Many in the environmental community were encouraged by the president’s recent State of the Union address, with statements that dealt directly with the climate crisis and the need for a new energy future. Obama said in his address: “I urge this Congress to pursue a bipartisan, market-based solution to climate change, like the one John McCain and Joe Lieberman worked on together a few years ago. But if Congress won’t act soon to protect future generations, I will. I will direct my Cabinet to come up with executive actions we can take, now and in the future, to reduce pollution, prepare our communities for the consequences of climate change, and speed the transition to more sustainable sources of energy.”

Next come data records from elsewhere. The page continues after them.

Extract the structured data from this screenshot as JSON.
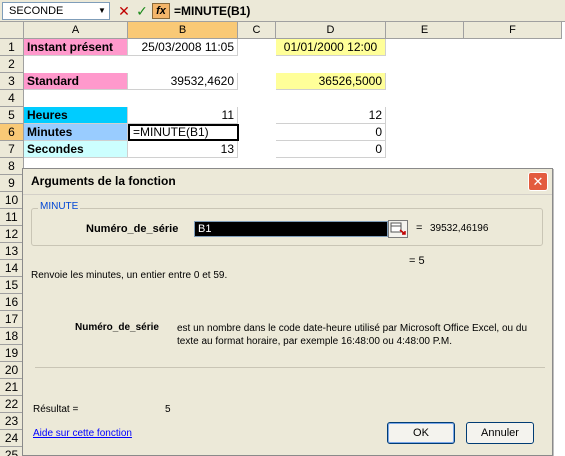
{
  "formula_bar": {
    "name_box": "SECONDE",
    "name_box_arrow": "▼",
    "cancel_glyph": "✕",
    "enter_glyph": "✓",
    "fx_glyph": "fx",
    "formula": "=MINUTE(B1)"
  },
  "columns": [
    "A",
    "B",
    "C",
    "D",
    "E",
    "F"
  ],
  "active_column": "B",
  "active_row": "6",
  "rows": [
    "1",
    "2",
    "3",
    "4",
    "5",
    "6",
    "7",
    "8",
    "9",
    "10",
    "11",
    "12",
    "13",
    "14",
    "15",
    "16",
    "17",
    "18",
    "19",
    "20",
    "21",
    "22",
    "23",
    "24",
    "25"
  ],
  "cells": {
    "A1": "Instant présent",
    "B1": "25/03/2008 11:05",
    "D1": "01/01/2000 12:00",
    "A3": "Standard",
    "B3": "39532,4620",
    "D3": "36526,5000",
    "A5": "Heures",
    "B5": "11",
    "D5": "12",
    "A6": "Minutes",
    "B6": "=MINUTE(B1)",
    "D6": "0",
    "A7": "Secondes",
    "B7": "13",
    "D7": "0"
  },
  "colors": {
    "pink": "#ff99cc",
    "yellow": "#ffff99",
    "cyan": "#00ccff",
    "light_blue": "#99ccff",
    "light_cyan": "#ccffff",
    "selected_header": "#f9c976"
  },
  "dialog": {
    "title": "Arguments de la fonction",
    "close_glyph": "✕",
    "function_name": "MINUTE",
    "arg_label": "Numéro_de_série",
    "arg_value": "B1",
    "arg_eq": "=",
    "arg_evaluated": "39532,46196",
    "result_eq": "= 5",
    "description": "Renvoie les minutes, un entier entre 0 et 59.",
    "arg_name_detail": "Numéro_de_série",
    "arg_description": "est un nombre dans le code date-heure utilisé par Microsoft Office Excel, ou du texte au format horaire, par exemple 16:48:00 ou 4:48:00 P.M.",
    "result_label": "Résultat =",
    "result_value": "5",
    "help_link": "Aide sur cette fonction",
    "ok_label": "OK",
    "cancel_label": "Annuler"
  }
}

Rhone Resch, president and CEO of the Solar Energy Industries Association responded: “President Obama understands that the stakes are high and we must not fall behind other nations as the world shifts to emissions-free clean energy technologies like solar.” And Margie Alt, executive director of Environment America, responded that “Between his second inaugural address and [the] State of the Union address, President Obama has spoken more forcefully about the need to tackle global warming than all presidents before him combined. If this strong language is any indication of his commitment to addressing global warming, which we believe it is, the next four years hold great promise for our ability to cut carbon pollution and fulfill our obligation to our children and future generations.”
But the February 17 Forward on Climate rally was about holding the president accountable—to make sure that action follows words. Speakers included clean energy investor Tom Steyer, 350.org founder and environmental activist and writer Bill McKibben and green jobs champion Van Jones.
The most visible environmental fight activists are focused on is TransCanada’s Keystone XL pipeline, which would carry Canadian tar sands oil from Alberta to Texas, crossing through the Ogallala Aquifer, which provides water for millions of Heartland families. Construction of the 485-mile pipeline began last year and Nebraska Governor Dave Heineman recently approved a revised route for Keystone XL through his state.
Jones said at the rally: “This pipeline, if it goes through — the first thing that the pipeline runs over is the credibility of the president of the United States. That’s the first thing it runs over. He said that he’s not going to let us be a generation that cooks the earth.”